BPS review, The Road Home by Rose Tremain ( April 2022)
BPS Book review of The Road Home, by Rose Tremain
Sometimes it takes me a week to get the summary of our bookish thoughts down on paper… so whilst it hangs over me on my ‘to do’ list, somewhere in my subconscious the thoughts are rumbling around to make some coherent conclusions.
This book in particular has made me think a lot, about how book tastes change through the decades and how writers really have to produce work that aligns with the current zeitgeist.
We had this discussion first when reading Colson Whitehead’s The Nickel Boys, a novel based on the true experiences of young boys in a Florida reform school. Whitehead had no personal experience of this, but his research was detailed enough to make an authentic version. We agreed that you can’t limit a writer, or any artist, to create work only based on lived and personal experience. Nonetheless, it seems that readers are now more critical of what is served up to them in the name of fiction.
Rose Tremain, on the other hand, seems more relaxed about authenticity, shall we say.

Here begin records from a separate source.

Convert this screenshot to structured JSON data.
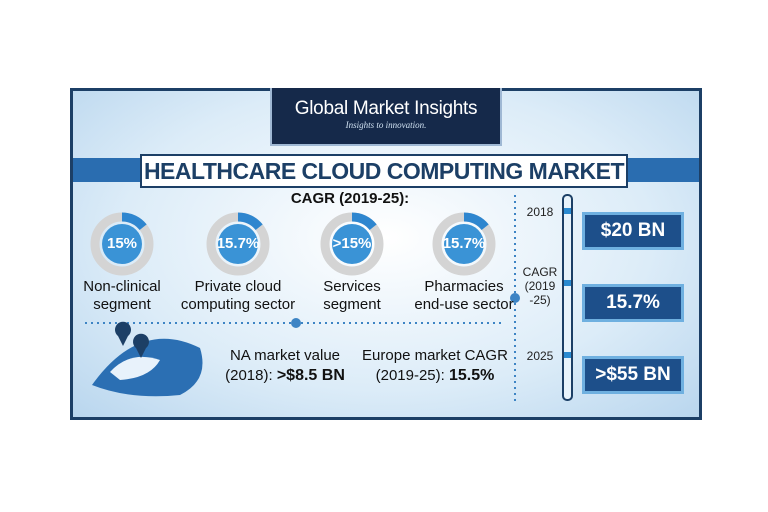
{
  "header": {
    "brand": "Global Market Insights",
    "tagline": "Insights to innovation."
  },
  "title": "HEALTHCARE CLOUD COMPUTING MARKET",
  "cagr_heading": "CAGR (2019-25):",
  "segments": [
    {
      "value": "15%",
      "label": [
        "Non-clinical",
        "segment"
      ]
    },
    {
      "value": "15.7%",
      "label": [
        "Private cloud",
        "computing sector"
      ]
    },
    {
      "value": ">15%",
      "label": [
        "Services",
        "segment"
      ]
    },
    {
      "value": "15.7%",
      "label": [
        "Pharmacies",
        "end-use sector"
      ]
    }
  ],
  "regional": [
    {
      "label": "NA market value",
      "period": "(2018):",
      "value": ">$8.5 BN"
    },
    {
      "label": "Europe market CAGR",
      "period": "(2019-25):",
      "value": "15.5%"
    }
  ],
  "timeline": [
    {
      "label": [
        "2018"
      ],
      "value": "$20 BN"
    },
    {
      "label": [
        "CAGR",
        "(2019",
        "-25)"
      ],
      "value": "15.7%"
    },
    {
      "label": [
        "2025"
      ],
      "value": ">$55 BN"
    }
  ]
}
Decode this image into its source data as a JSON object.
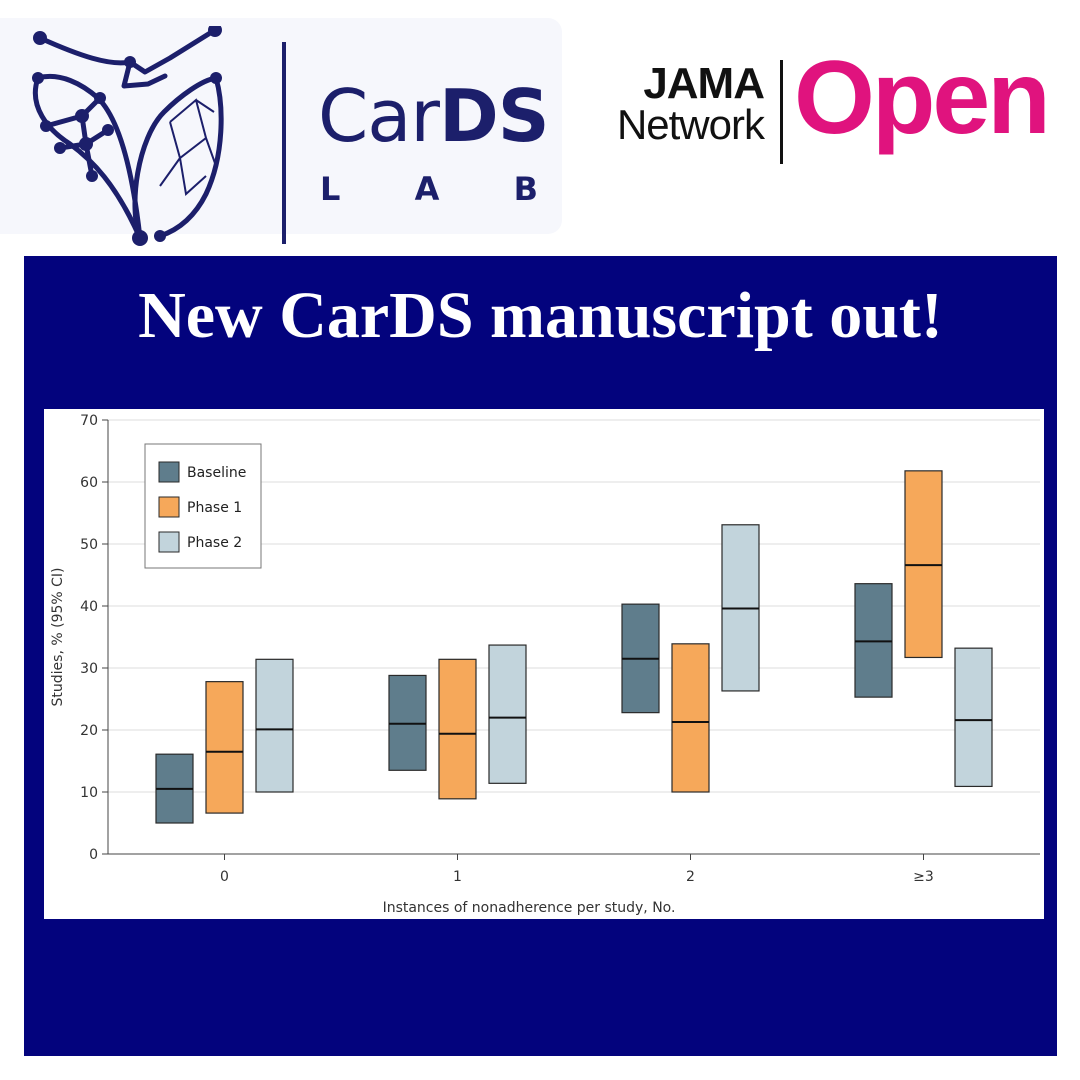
{
  "brand": {
    "cards_thin": "Car",
    "cards_bold": "DS",
    "lab_letters": [
      "L",
      "A",
      "B"
    ],
    "jama_line1": "JAMA",
    "jama_line2": "Network",
    "jama_open": "Open",
    "navy": "#1c1f6b",
    "magenta": "#e0137e"
  },
  "banner": {
    "headline": "New CarDS manuscript out!",
    "background": "#03037d"
  },
  "chart_data": {
    "type": "bar",
    "subtype": "floating-interval-bar-with-point-estimate",
    "xlabel": "Instances of nonadherence per study, No.",
    "ylabel": "Studies, % (95% CI)",
    "ylim": [
      0,
      70
    ],
    "yticks": [
      0,
      10,
      20,
      30,
      40,
      50,
      60,
      70
    ],
    "grid": true,
    "legend_position": "top-left",
    "categories": [
      "0",
      "1",
      "2",
      "≥3"
    ],
    "series": [
      {
        "name": "Baseline",
        "color": "#5f7d8c",
        "estimate": [
          10.5,
          21,
          31.5,
          34.3
        ],
        "lower": [
          5,
          13.5,
          22.8,
          25.3
        ],
        "upper": [
          16.1,
          28.8,
          40.3,
          43.6
        ]
      },
      {
        "name": "Phase 1",
        "color": "#f6a85a",
        "estimate": [
          16.5,
          19.4,
          21.3,
          46.6
        ],
        "lower": [
          6.6,
          8.9,
          10,
          31.7
        ],
        "upper": [
          27.8,
          31.4,
          33.9,
          61.8
        ]
      },
      {
        "name": "Phase 2",
        "color": "#c2d4dc",
        "estimate": [
          20.1,
          22,
          39.6,
          21.6
        ],
        "lower": [
          10,
          11.4,
          26.3,
          10.9
        ],
        "upper": [
          31.4,
          33.7,
          53.1,
          33.2
        ]
      }
    ]
  }
}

Her vague ‘Eastern European’ setting, the stereotypical Indian woman, Irish man and ex-Communist country friend are simplistic versions of reality. And, as such, she received a fair criticism from our readers for creating more of a fairytale than a reality novel.
But this book was written way back in 2008 - and even then she wasn’t young. Are we just a more demanding audience now? Is our level of global knowledge creating a more worldly audience where a half-hearted drama just isn't going to cut it anymore?
She also included one particular aggressive sexual scene between Lev and Sophie which set a lot of teeth on edge, particularly amongst the younger readers - there was a sense that she ‘allowed’ this episode to pass without much judgement or criticism and the 2022 reader is not prepared to accept that anymore.
Having said all that … the book did score well for enjoyment and page turning appeal. It was an even split of audience ratings: half of us gave it 4/5 and above, and the other half 3/5 or less! So what were the positives?!
It’s an engrossing read, a sense of ‘what’s going to happen to Lev, and Lydia?’ which kept us reading in a ‘block out the everyday’ pleasurable way. Tremain has an ability to write a scene with visual immediacy and depth, and sketch interesting detail into her characters. Her incidental moments, such as the theatre piece, and art discussions, add some contemporary context for discussion, and touches of humour with Rudi and his ‘Tchevi’ lighten the drama. She explores, albeit in an ‘immigrant lite’ way, the personal bravery of setting off alone for a better standard of living, of finding your feet in a strange country, and from that explores one’s understanding of home, family and success. Our recent backdrop of what’s happening in Ukraine did add a poignancy to this drama.
Tremain has received the most positive reviews for her works of historical fiction, one can only assume that she has fully researched those historical periods closely. This book did however win the Women’s Prize for Fiction in 2008 – a more forgiving judging panel in those days, perhaps?!